LinkedIn, the Silicon Valley-based business networking site that I'm sure many of you belong to, is preparing a boffo initial public offering this week - way larger than originally planned - and it's already feeding the narrative that California's tech business is back in a big way. Actually, there's been evidence of a strong bounce in the Bay Area for several months, punctuated only yesterday with word that the state has received $6.6 billion more in tax revenue than was projected. Why the extra money? Presumably because tech entrepreneurs and investors are cleaning up. And while LinkedIn is considered an especially hot IPO, it's hardly the only one in the state. Ernst & Young's first-quarter survey of public offerings has California leading the way in the number of companies seeking IPO money, at 25. (Texas has fewer offerings, but is looking for more money.) From the Ernst & Young press release:
"We expect to continue to see robust IPO activity from private equity sponsors as they work both to de-lever and initiate the process of exiting their portfolio companies acquired in the last five years," said Jackie Kelley, Americas IPO Leader, Ernst & Young LLP. "Investor appetite for PE-backed offerings has been tested and reinforced over the last several quarters."

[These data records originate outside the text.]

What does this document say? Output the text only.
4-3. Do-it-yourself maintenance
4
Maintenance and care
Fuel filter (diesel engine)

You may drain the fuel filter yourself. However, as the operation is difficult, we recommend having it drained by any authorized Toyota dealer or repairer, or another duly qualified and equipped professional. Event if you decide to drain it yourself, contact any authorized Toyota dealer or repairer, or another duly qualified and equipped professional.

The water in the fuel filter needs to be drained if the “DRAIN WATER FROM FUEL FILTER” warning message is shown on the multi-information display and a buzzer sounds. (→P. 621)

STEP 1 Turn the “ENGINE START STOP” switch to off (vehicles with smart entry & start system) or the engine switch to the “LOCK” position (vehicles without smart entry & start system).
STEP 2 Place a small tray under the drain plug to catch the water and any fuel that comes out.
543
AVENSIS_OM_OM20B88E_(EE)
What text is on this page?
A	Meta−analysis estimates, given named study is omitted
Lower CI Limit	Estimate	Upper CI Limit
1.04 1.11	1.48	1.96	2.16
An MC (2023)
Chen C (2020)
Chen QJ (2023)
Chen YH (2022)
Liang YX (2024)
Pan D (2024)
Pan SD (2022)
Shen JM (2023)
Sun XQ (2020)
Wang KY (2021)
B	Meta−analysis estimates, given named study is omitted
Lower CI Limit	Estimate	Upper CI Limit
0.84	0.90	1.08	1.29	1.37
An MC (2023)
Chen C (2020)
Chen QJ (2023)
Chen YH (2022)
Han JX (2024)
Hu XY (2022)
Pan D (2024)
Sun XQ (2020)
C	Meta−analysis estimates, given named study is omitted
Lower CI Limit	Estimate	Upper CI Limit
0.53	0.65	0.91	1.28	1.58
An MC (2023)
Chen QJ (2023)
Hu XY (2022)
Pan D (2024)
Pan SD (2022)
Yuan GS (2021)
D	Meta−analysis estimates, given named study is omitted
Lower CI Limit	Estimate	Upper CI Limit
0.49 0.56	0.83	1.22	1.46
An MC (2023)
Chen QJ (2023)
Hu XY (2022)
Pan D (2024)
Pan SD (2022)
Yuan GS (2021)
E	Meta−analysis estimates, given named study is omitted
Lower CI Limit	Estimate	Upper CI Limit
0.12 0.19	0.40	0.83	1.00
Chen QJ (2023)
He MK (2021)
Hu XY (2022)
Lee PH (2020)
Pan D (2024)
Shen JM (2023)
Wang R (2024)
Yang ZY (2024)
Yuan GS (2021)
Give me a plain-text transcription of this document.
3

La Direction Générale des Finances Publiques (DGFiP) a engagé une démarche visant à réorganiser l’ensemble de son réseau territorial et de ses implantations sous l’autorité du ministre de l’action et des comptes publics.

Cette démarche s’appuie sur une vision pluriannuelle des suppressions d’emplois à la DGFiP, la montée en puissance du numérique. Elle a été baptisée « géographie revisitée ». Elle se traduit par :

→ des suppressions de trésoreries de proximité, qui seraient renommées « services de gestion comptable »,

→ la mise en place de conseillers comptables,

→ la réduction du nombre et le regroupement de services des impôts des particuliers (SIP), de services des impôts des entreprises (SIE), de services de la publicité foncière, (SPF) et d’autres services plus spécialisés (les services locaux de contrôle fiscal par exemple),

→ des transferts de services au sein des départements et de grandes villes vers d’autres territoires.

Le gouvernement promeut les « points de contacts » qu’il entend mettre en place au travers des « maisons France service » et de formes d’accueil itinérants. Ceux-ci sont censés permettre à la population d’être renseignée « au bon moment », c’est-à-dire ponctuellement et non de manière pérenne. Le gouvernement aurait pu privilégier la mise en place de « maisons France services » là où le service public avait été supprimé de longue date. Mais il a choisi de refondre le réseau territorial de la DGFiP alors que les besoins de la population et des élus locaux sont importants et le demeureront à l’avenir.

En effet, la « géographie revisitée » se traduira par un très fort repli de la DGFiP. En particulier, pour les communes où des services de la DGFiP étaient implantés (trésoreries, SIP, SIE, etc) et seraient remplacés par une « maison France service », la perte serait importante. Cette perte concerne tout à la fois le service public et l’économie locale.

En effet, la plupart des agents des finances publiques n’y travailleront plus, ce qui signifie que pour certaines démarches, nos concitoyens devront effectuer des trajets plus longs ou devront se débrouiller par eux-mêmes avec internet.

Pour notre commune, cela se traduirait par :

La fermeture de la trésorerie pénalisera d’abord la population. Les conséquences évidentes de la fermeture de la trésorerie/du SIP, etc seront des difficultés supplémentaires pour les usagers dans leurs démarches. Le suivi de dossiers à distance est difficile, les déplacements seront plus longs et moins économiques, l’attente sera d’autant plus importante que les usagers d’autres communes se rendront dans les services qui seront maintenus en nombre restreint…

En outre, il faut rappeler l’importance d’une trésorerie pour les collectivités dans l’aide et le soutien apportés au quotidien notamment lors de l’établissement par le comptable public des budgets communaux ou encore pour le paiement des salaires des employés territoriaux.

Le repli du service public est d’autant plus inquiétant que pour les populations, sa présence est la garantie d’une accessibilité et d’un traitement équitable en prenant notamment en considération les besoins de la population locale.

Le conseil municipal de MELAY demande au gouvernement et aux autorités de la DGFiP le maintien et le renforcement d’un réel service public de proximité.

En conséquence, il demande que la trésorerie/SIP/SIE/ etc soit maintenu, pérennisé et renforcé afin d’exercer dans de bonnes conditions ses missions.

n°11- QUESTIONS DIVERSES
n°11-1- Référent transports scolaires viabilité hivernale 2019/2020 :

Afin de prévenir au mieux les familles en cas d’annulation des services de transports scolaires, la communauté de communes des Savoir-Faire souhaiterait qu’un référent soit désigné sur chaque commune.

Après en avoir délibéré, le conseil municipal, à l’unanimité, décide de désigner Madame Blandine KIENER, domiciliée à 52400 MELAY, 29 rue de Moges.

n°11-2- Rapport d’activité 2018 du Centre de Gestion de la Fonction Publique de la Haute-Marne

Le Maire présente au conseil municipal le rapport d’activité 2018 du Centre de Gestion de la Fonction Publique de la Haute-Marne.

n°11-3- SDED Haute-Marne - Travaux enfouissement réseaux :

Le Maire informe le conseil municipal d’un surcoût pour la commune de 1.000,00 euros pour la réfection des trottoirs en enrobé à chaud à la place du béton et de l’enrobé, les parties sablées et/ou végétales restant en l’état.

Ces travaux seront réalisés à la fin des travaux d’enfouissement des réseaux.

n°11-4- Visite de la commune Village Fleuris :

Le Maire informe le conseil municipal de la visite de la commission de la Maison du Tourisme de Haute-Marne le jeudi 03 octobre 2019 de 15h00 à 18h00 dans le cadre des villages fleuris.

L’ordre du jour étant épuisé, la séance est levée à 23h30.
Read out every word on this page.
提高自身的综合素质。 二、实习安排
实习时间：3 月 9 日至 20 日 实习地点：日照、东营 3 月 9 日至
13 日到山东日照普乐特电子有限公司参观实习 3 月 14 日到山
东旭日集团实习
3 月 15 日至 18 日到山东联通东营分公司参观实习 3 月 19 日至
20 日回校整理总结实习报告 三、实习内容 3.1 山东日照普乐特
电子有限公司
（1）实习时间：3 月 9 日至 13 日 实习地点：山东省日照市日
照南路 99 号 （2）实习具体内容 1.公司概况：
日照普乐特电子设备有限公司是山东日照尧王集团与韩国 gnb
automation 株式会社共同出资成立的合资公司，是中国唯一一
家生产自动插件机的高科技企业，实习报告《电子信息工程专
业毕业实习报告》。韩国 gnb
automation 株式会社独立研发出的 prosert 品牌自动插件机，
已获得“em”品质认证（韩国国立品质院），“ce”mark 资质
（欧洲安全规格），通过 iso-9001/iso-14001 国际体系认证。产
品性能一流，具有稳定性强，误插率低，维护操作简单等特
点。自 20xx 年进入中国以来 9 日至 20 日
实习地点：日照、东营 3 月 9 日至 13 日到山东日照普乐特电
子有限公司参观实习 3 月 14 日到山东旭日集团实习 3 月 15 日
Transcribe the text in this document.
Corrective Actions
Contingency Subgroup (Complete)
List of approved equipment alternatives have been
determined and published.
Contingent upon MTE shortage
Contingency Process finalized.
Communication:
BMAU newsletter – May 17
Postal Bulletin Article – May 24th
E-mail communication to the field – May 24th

Certainly, venture funding has been stronger as of late, though investors like Netscape founder Marc Andreessen have been selective. From the WSJ:
The onslaught began last August, after Mr. Andreessen--along with partners Ben Horowitz and John O'Farrell--drew up a "harpoon" list of companies to target. Over a six-month period, Mr. Andreessen tapped his formidable network of Silicon Valley connections to snag stakes in Facebook Inc., micro-blogging service Twitter Inc. and deals-site Groupon Inc. Other investments include social-game developer Zynga Inc. and Internet-telephone company Skype SA. In the process, he helped to ignite Silicon Valley's latest Web boom and the burgeoning market for private-company shares. "We wanted to get these deals done because we had a strong feeling [the market] would heat up fast," says Mr. Andreessen, who heads the firm Andreessen Horowitz. "When push comes to shove, would you rather be in the winners?"
Unlike the dot-com boom that touched--then burned--ordinary investors a decade ago, the current investing frenzy is largely confined to a clubby world of big-money financiers with access to companies like Groupon and Twitter. Mr. Andreessen enjoys a prime place in this Silicon Valley nexus, commanding board seats at Facebook, Hewlett-Packard Co. and eBay Inc. among others. He is also known for mentoring famous charges--including Facebook CEO Mark Zuckerberg.
The problem with trying to mark an economic trend is that the facts tend to get in the way. Bay Area home sales, for example, slipped to a three-year low in April, and the median price fell year-over-year for the seventh consecutive month, according to Dataquick. But there was an increase in the portion of homes bought with adjustable-rate and "jumbo" loans, which are often used in the purchase of higher-priced properties. See the problem? Perhaps the interest in LinkedIn, along with the unexpected tax haul, reflect the start of something much bigger. And perhaps not.